Impact of sampling for landslide susceptibility assessment using interpretable machine learning models

Abstract

Landslide susceptibility assessment has made significant strides in meeting the urgent requirements for disaster prevention and mitigation. However, the inherent imbalance in landslide distributions poses challenges and thus various sampling strategies emerge. Yet, these strategies alter the original dataset distribution, necessitating a deeper understanding of their impact on susceptibility mapping. This study integrates multi-source information, including morphological, geological, hydrological, and land-use data in the northwest of Oregon State, to train four models—Decision Trees, Random Forest, Adaboost, and Gradient Tree Boosting —using both balanced and imbalanced training sets. Results reveal that models trained on imbalanced datasets generally exhibit superior classification performance. Models using balanced datasets predict more positives (landslides) at higher susceptibility levels, while those applied imbalanced datasets classified more negatives at lower levels.
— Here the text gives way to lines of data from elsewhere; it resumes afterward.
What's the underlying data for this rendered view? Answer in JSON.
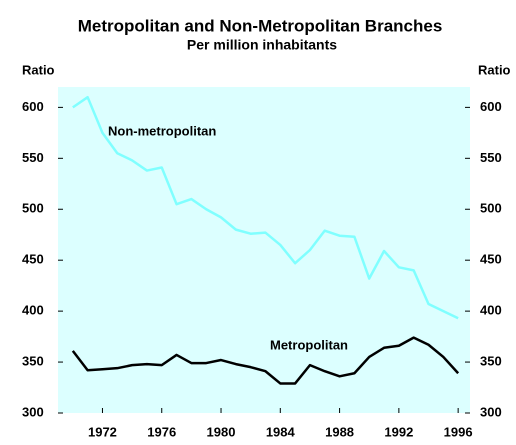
{
  "chart_data": {
    "type": "line",
    "title": "Metropolitan and Non-Metropolitan Branches",
    "subtitle": "Per million inhabitants",
    "y_label": "Ratio",
    "y2_label": "Ratio",
    "x": [
      1970,
      1971,
      1972,
      1973,
      1974,
      1975,
      1976,
      1977,
      1978,
      1979,
      1980,
      1981,
      1982,
      1983,
      1984,
      1985,
      1986,
      1987,
      1988,
      1989,
      1990,
      1991,
      1992,
      1993,
      1994,
      1995,
      1996
    ],
    "series": [
      {
        "name": "Non-metropolitan",
        "color": "#80ffff",
        "values": [
          600,
          610,
          575,
          555,
          548,
          538,
          541,
          505,
          510,
          500,
          492,
          480,
          476,
          477,
          465,
          447,
          460,
          479,
          474,
          473,
          432,
          459,
          443,
          440,
          407,
          400,
          393
        ]
      },
      {
        "name": "Metropolitan",
        "color": "#000000",
        "values": [
          361,
          342,
          343,
          344,
          347,
          348,
          347,
          357,
          349,
          349,
          352,
          348,
          345,
          341,
          329,
          329,
          347,
          341,
          336,
          339,
          355,
          364,
          366,
          374,
          367,
          355,
          339
        ]
      }
    ],
    "xlim": [
      1969,
      1996.8
    ],
    "xticks": [
      1972,
      1976,
      1980,
      1984,
      1988,
      1992,
      1996
    ],
    "ylim": [
      300,
      620
    ],
    "yticks": [
      300,
      350,
      400,
      450,
      500,
      550,
      600
    ],
    "y2lim": [
      300,
      620
    ],
    "y2ticks": [
      300,
      350,
      400,
      450,
      500,
      550,
      600
    ],
    "background": "#dcffff"
  }
}
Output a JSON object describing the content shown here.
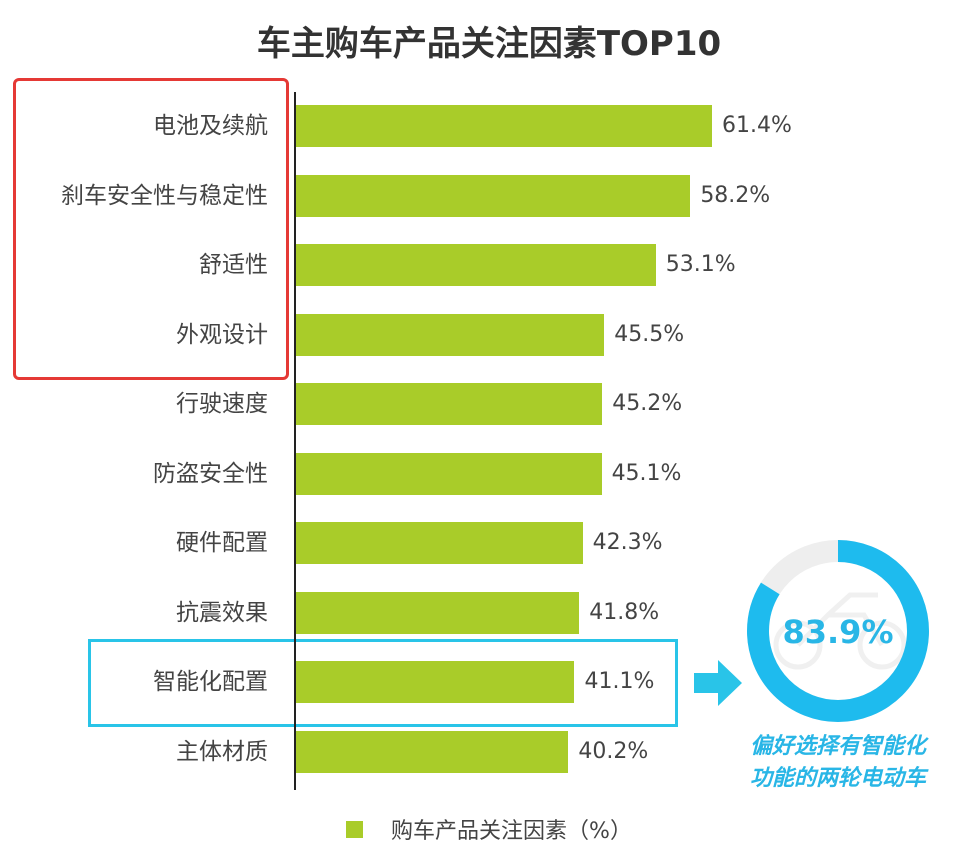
{
  "colors": {
    "bar": "#a9cc29",
    "highlight_red": "#e53935",
    "highlight_blue": "#29c4e8",
    "ring": "#1ebbee",
    "callout_text": "#29b6e6"
  },
  "chart_data": {
    "type": "bar",
    "orientation": "horizontal",
    "title": "车主购车产品关注因素TOP10",
    "categories": [
      "电池及续航",
      "刹车安全性与稳定性",
      "舒适性",
      "外观设计",
      "行驶速度",
      "防盗安全性",
      "硬件配置",
      "抗震效果",
      "智能化配置",
      "主体材质"
    ],
    "series": [
      {
        "name": "购车产品关注因素（%）",
        "values": [
          61.4,
          58.2,
          53.1,
          45.5,
          45.2,
          45.1,
          42.3,
          41.8,
          41.1,
          40.2
        ],
        "labels": [
          "61.4%",
          "58.2%",
          "53.1%",
          "45.5%",
          "45.2%",
          "45.1%",
          "42.3%",
          "41.8%",
          "41.1%",
          "40.2%"
        ]
      }
    ],
    "xlim": [
      0,
      70
    ],
    "grid": false,
    "legend": "bottom",
    "callout": {
      "value": 83.9,
      "label": "83.9%",
      "lines": [
        "偏好选择有智能化",
        "功能的两轮电动车"
      ]
    }
  }
}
By employing the Shapley Additive Explanations method, the consistency in model decision-making was established and identified the top five most influential factors: distance to roads, slope roughness, geological age, roughness, and elevation. Furthermore, the consequences of FN (False Negatives) and FP (False Positives) were discussed, concluding that FN may lead to loss of life, and FP may result from prediction inaccuracies, dataset incompleteness, and forthcoming landslides, hence allowing for a certain amount. It suggests that models with balanced datasets are preferable for minimizing the quantity of FN and effectively capturing landslides at high and very high susceptibility areas. The findings provide valuable insights into the impact of positives and negatives ratios on landslide susceptibility and offer support for optimizing dataset sampling.